The GBP category for Green Buildings is understood to address broad considerations such as water usage and waste management in addition to energy consumption, whereas a focus solely on energy-efficiency and low carbon in buildings would come under the GBP category "energy efficiency (such as in new and refurbished buildings...)", and it is therefore recommended that these projects be reported using the relevant indicators and templates provided by the aforementioned "Harmonized Framework for Impact Reporting".

This document builds on the previous work published by the GBP Impact Reporting Working Group in June 2017 entitled "Suggested Impact Reporting Metrics for Sustainable Water and Wastewater Projects", in February 2018 of "Suggested Impact Reporting Metrics for Sustainable Waste Management and Resource-Efficiency Projects", and in June 2018 of "Suggested Impact Reporting Metrics for Clean Transportation Projects".

While this document proposes certain quantitative impact reporting metrics, the GBP also encourages issuers to provide qualitative information in relation to their green building projects, whether they be for new buildings or the retrofitting of existing buildings. Such qualitative information is also encouraged to provide for a meaningful contextualisation of the baseline situation and the improvement as a result of the project. For green building projects, as is highlighted in the aforementioned wording of this GBP category, regional, national or (optimally) internationally recognised standards or certifications are key, providing important baselines against which the green building project can be benchmarked. Other salient information such as the siting of the building and its purpose may be critical to understanding the design of the project, and its benefits in managing resources and protecting the environment. Indeed, while, as aforementioned, this document does not cover impact reporting on projects focussed specifically on resilience to climate change, which may be deemed to fall under the GBP category of "climate change adaptation" for which specific metrics are yet to be proposed, the reporting of pertinent information on building resiliency to address such risks as flood prevention, heat stress and water shortages is nevertheless strongly encouraged.

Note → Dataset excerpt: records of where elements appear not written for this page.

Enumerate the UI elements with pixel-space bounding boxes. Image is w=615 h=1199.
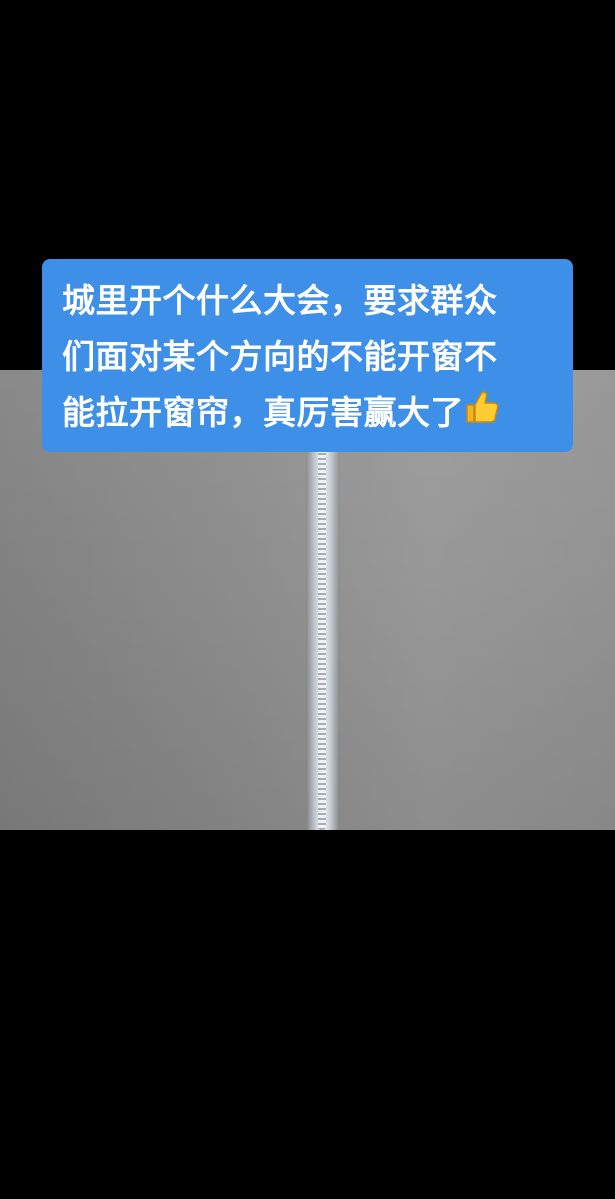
thumbs-up-icon xyxy=(464,385,500,441)
caption-line-2: 们面对某个方向的不能开窗不 xyxy=(62,337,498,376)
curtain-bead-chain xyxy=(318,450,326,830)
caption-bubble: 城里开个什么大会，要求群众 们面对某个方向的不能开窗不 能拉开窗帘，真厉害赢大了 xyxy=(42,259,573,452)
caption-line-3: 能拉开窗帘，真厉害赢大了 xyxy=(62,393,464,432)
caption-line-1: 城里开个什么大会，要求群众 xyxy=(62,281,498,320)
caption-line-3-wrap: 能拉开窗帘，真厉害赢大了 xyxy=(62,385,555,441)
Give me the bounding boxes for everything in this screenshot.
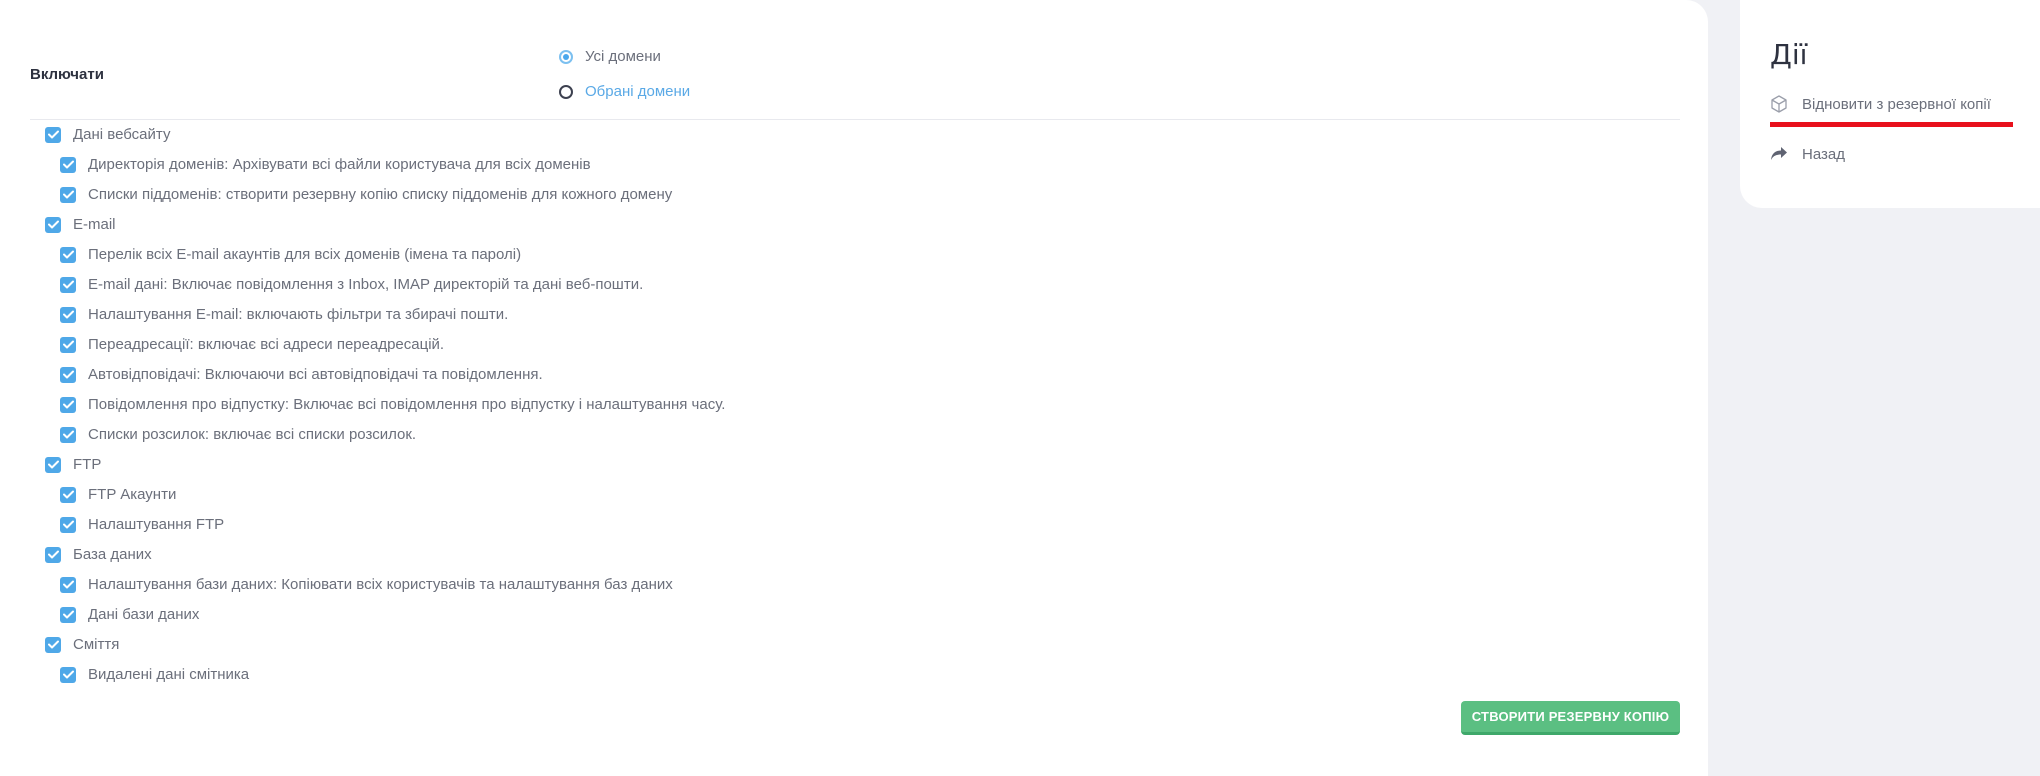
checkmark-icon (62, 610, 74, 619)
option-label: FTP Акаунти (88, 486, 177, 503)
radio-all-domains-button[interactable] (559, 49, 573, 64)
option-group-row[interactable]: Сміття (45, 636, 119, 653)
divider (30, 119, 1680, 120)
option-label: Дані бази даних (88, 606, 200, 623)
actions-title: Дії (1770, 38, 1808, 71)
checkmark-icon (47, 550, 59, 559)
radio-selected-domains-button[interactable] (559, 84, 573, 99)
option-row[interactable]: FTP Акаунти (60, 486, 176, 503)
checkmark-icon (62, 190, 74, 199)
checkmark-icon (62, 490, 74, 499)
option-group-row[interactable]: FTP (45, 456, 101, 473)
checkbox[interactable] (60, 186, 76, 203)
option-row[interactable]: Дані бази даних (60, 606, 199, 623)
checkmark-icon (62, 400, 74, 409)
option-label: E-mail дані: Включає повідомлення з Inbo… (88, 276, 644, 293)
checkmark-icon (62, 280, 74, 289)
option-label: Дані вебсайту (73, 126, 171, 143)
option-label: Налаштування бази даних: Копіювати всіх … (88, 576, 673, 593)
checkbox[interactable] (60, 246, 76, 263)
option-label: Автовідповідачі: Включаючи всі автовідпо… (88, 366, 543, 383)
checkmark-icon (47, 220, 59, 229)
checkmark-icon (62, 670, 74, 679)
checkbox[interactable] (60, 366, 76, 383)
checkbox[interactable] (60, 426, 76, 443)
checkmark-icon (62, 430, 74, 439)
option-label: Перелік всіх E-mail акаунтів для всіх до… (88, 246, 522, 263)
option-row[interactable]: Перелік всіх E-mail акаунтів для всіх до… (60, 246, 521, 263)
checkbox[interactable] (60, 396, 76, 413)
checkbox[interactable] (45, 216, 61, 233)
checkbox[interactable] (45, 636, 61, 653)
backup-form-card: Включати Усі домени Обрані домени Дані в… (0, 0, 1708, 776)
option-label: Видалені дані смітника (88, 666, 250, 683)
include-label: Включати (30, 66, 104, 83)
option-group-row[interactable]: Дані вебсайту (45, 126, 170, 143)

While the GBP category, as noted above, uses the term "green buildings", the Green Bond market aims to finance projects that make a significant contribution to environmental sustainability. This therefore may be deemed to encompass all ambitious "sustainable" building projects that represent meaningful progress towards this goal across all core dimensions. Although the highest potential to reduce energy consumption will result from improvements made to the existing building stock, we recognise that the needs of society and the economy will continue to drive demand for new buildings. While the construction phase will have a significant impact on the environment, including the climate, and few if any new buildings are, in reality, "zero energy buildings", we nonetheless understand the GBP's Green Building category to encompass any new building that minimises the impact of both its construction and lifecycle use on the environment in line with ambitious regulatory requirements and best industry practice.